Helen’s first novel, The Vanishing of Katharina Linden, was shortlisted for the prestigious Carnegie medal. It’s the story of Pia, a ten-year-old German girl with an English mother living in a small, picturesque German town. The sort of town where everyone knows everyone else, and nothing can happen without the gossip grapevine picking it up. Until, that is, girls start disappearing.
Pia is an interesting example of child-as-sleuth, not least because the novel is really the 17-year-old Pia’s recollection of her younger self’s adventures. This clever device allows teen Pia to be a bit more worldly-wise and articulate than her younger self might have managed.
In a well-crafted plot, in which telling details are dropped neatly into a blackly comic family farce, we learn why Pia’s grandmother exploded, how this affected her social life, and how this in turn led her to team up with an unpopular boy to try and solve the mystery. Along the way Pia meets various characters/suspects, is told some interesting folk tales of the Eifel region, and learns some tough lessons about adults, not least those closest to her.
Helen’s second novel, The Glass Demon, is also set in Germany, but this time is seen from the perspective of an English girl (albeit one who speaks German) who’s forced to go and live in the Eifel region.
The plot of TGD is derived from M.R. James ‘The Treasure of Abbott Thomas’ – or rather, from the backstory to that story. The precious stained glass from Steinfeld Abbey that MRJ described really exists. What Helen does is imagine that an even more wondrous set of light was created by the same Renaissance artist.

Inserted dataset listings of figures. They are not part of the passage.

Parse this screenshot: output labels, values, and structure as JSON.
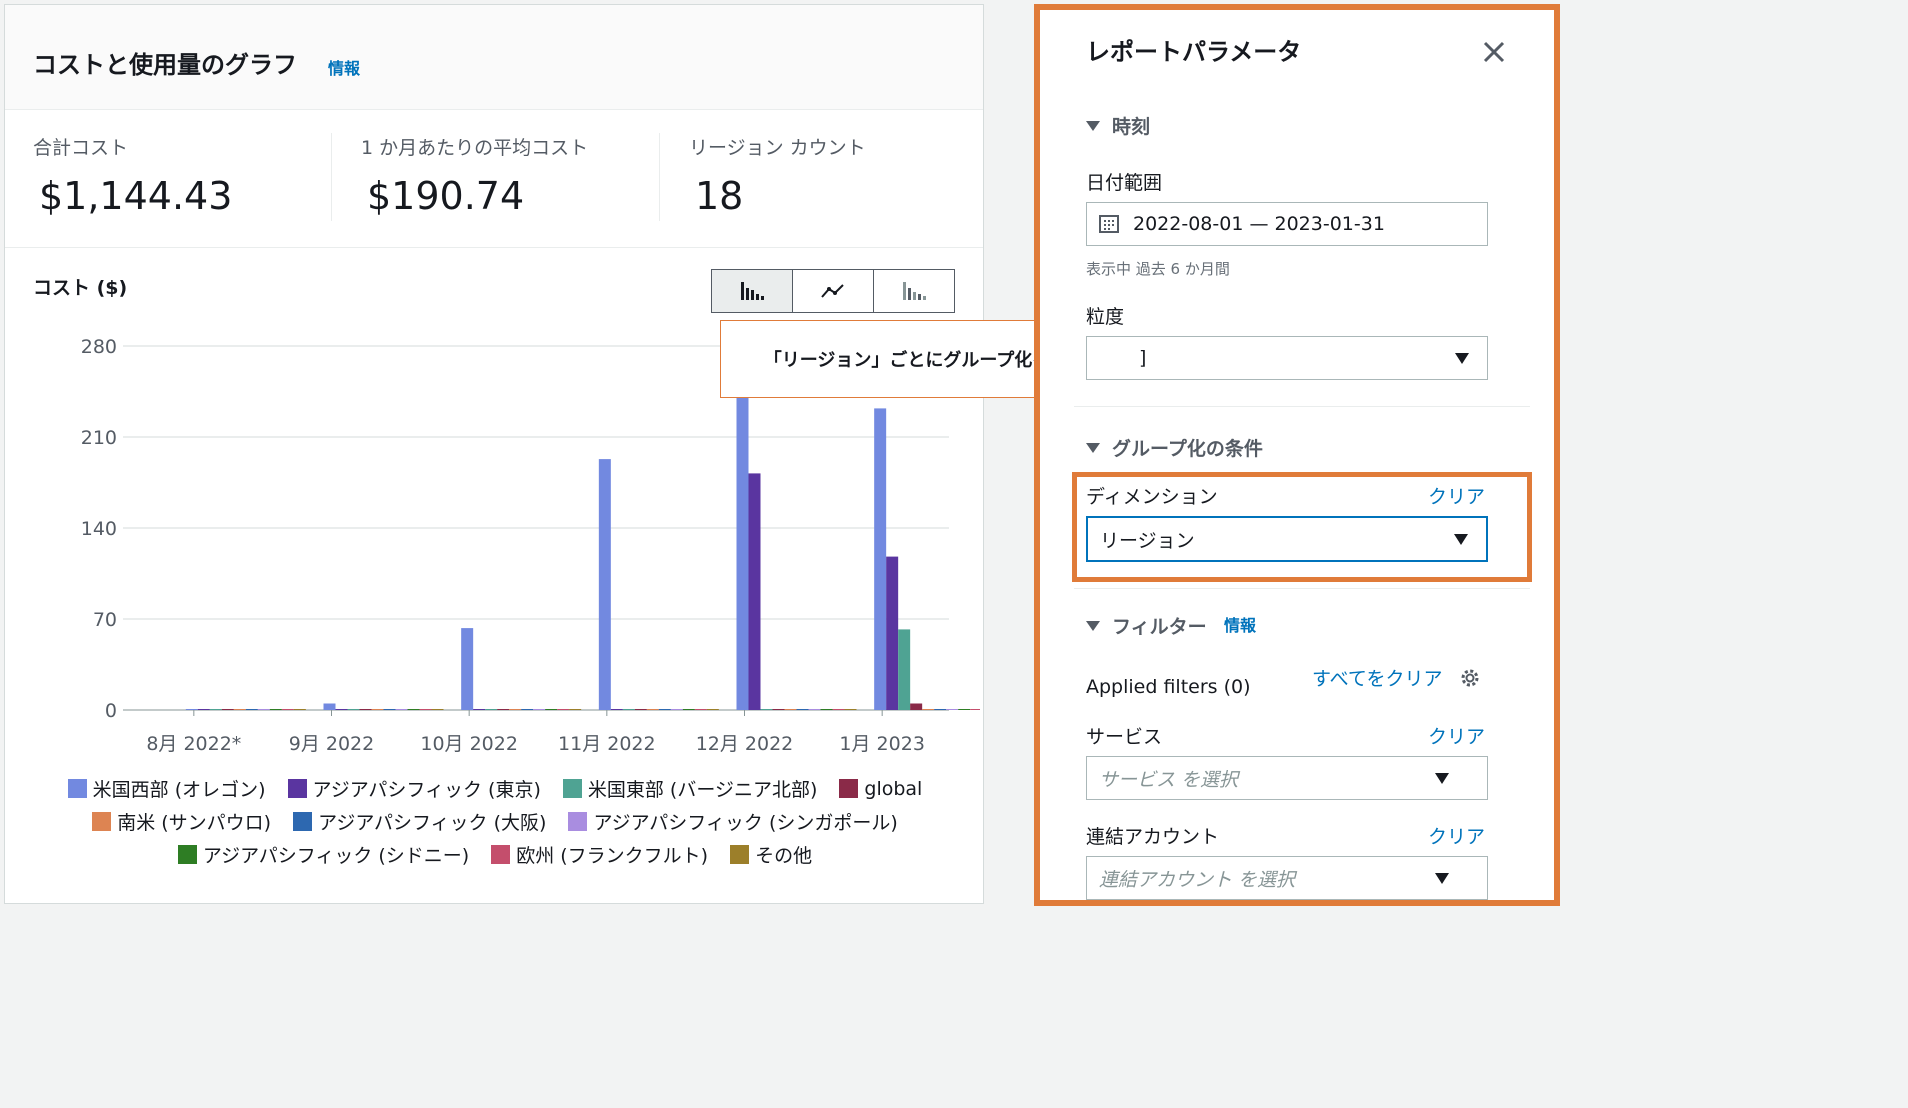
{
  "graph": {
    "title": "コストと使用量のグラフ",
    "info_link": "情報",
    "metrics": [
      {
        "label": "合計コスト",
        "value": "$1,144.43"
      },
      {
        "label": "1 か月あたりの平均コスト",
        "value": "$190.74"
      },
      {
        "label": "リージョン カウント",
        "value": "18"
      }
    ],
    "chart_label": "コスト ($)",
    "chart_type_buttons": [
      {
        "icon": "bar-chart-icon",
        "active": true
      },
      {
        "icon": "line-chart-icon",
        "active": false
      },
      {
        "icon": "stacked-bar-chart-icon",
        "active": false
      }
    ]
  },
  "chart_data": {
    "type": "bar",
    "ylabel": "コスト ($)",
    "ylim": [
      0,
      280
    ],
    "yticks": [
      "280",
      "210",
      "140",
      "70",
      "0"
    ],
    "categories": [
      "8月 2022*",
      "9月 2022",
      "10月 2022",
      "11月 2022",
      "12月 2022",
      "1月 2023"
    ],
    "series": [
      {
        "name": "米国西部 (オレゴン)",
        "color": "#7289e0",
        "values": [
          0,
          5,
          63,
          193,
          251,
          232
        ]
      },
      {
        "name": "アジアパシフィック (東京)",
        "color": "#5a35a0",
        "values": [
          0,
          0,
          0,
          0,
          182,
          118
        ]
      },
      {
        "name": "米国東部 (バージニア北部)",
        "color": "#4fa393",
        "values": [
          0,
          0,
          0,
          0,
          0,
          62
        ]
      },
      {
        "name": "global",
        "color": "#8a2a48",
        "values": [
          0,
          0,
          0,
          0,
          0,
          5
        ]
      },
      {
        "name": "南米 (サンパウロ)",
        "color": "#dd8452",
        "values": [
          0,
          0,
          0,
          0,
          0,
          0
        ]
      },
      {
        "name": "アジアパシフィック (大阪)",
        "color": "#2d68b0",
        "values": [
          0,
          0,
          0,
          0,
          0,
          0
        ]
      },
      {
        "name": "アジアパシフィック (シンガポール)",
        "color": "#a98de0",
        "values": [
          0,
          0,
          0,
          0,
          0,
          0
        ]
      },
      {
        "name": "アジアパシフィック (シドニー)",
        "color": "#2e7d24",
        "values": [
          0,
          0,
          0,
          0,
          0,
          0
        ]
      },
      {
        "name": "欧州 (フランクフルト)",
        "color": "#c44e6c",
        "values": [
          0,
          0,
          0,
          0,
          0,
          0
        ]
      },
      {
        "name": "その他",
        "color": "#9c7f2a",
        "values": [
          0,
          0,
          0,
          0,
          0,
          0
        ]
      }
    ],
    "legend_position": "bottom",
    "grid": true
  },
  "callout": {
    "text": "「リージョン」ごとにグループ化を設定"
  },
  "panel": {
    "title": "レポートパラメータ",
    "time_section": "時刻",
    "date_range_label": "日付範囲",
    "date_range_value": "2022-08-01 — 2023-01-31",
    "date_range_hint": "表示中 過去 6 か月間",
    "granularity_label": "粒度",
    "granularity_value_visible": "]",
    "group_section": "グループ化の条件",
    "dimension_label": "ディメンション",
    "dimension_clear": "クリア",
    "dimension_value": "リージョン",
    "filter_section": "フィルター",
    "filter_info": "情報",
    "applied_filters": "Applied filters (0)",
    "clear_all": "すべてをクリア",
    "service_label": "サービス",
    "service_clear": "クリア",
    "service_placeholder": "サービス を選択",
    "account_label": "連結アカウント",
    "account_clear": "クリア",
    "account_placeholder": "連結アカウント を選択"
  }
}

This glass, like that of Steinfeld, was removed from its original setting to prevent its destruction, but was then lost. Was it destroyed, as most of the locals think? Or might it have been preserved, as narrator Lin Fox’s father firmly believes? Given that her father is an ambitious medieval historian, his decision to uproot his already dysfunctional family and take them to rural Germany makes perfect sense – to him. But even before the Foxes arrive at the run-down castle in a forest that is to be their new home they have already encountered a grisly hint of troubles ahead. There is a legend that the mysterious glass is haunted by a demon called Bonschariant, an entity that somehow emerges from the glass itself. So when a series of deaths occurs, and each body is found surrounded by broken glass, Bonschariant starts to haunt Lin’s imagination.
Again, this novel is a thriller for the 12+ age group, but the story of the glass demon contained within it is worthy of the best traditional ghost stories. I’m sure Monty James would approve of the way the legend is fitted neatly into the overall plot. In both novels the author’s knack for psychological realism and dark humour allows her to carry the reader along, though some weird and distinctly grisly events.
Helen Grant's novels are published in the UK by Penguin.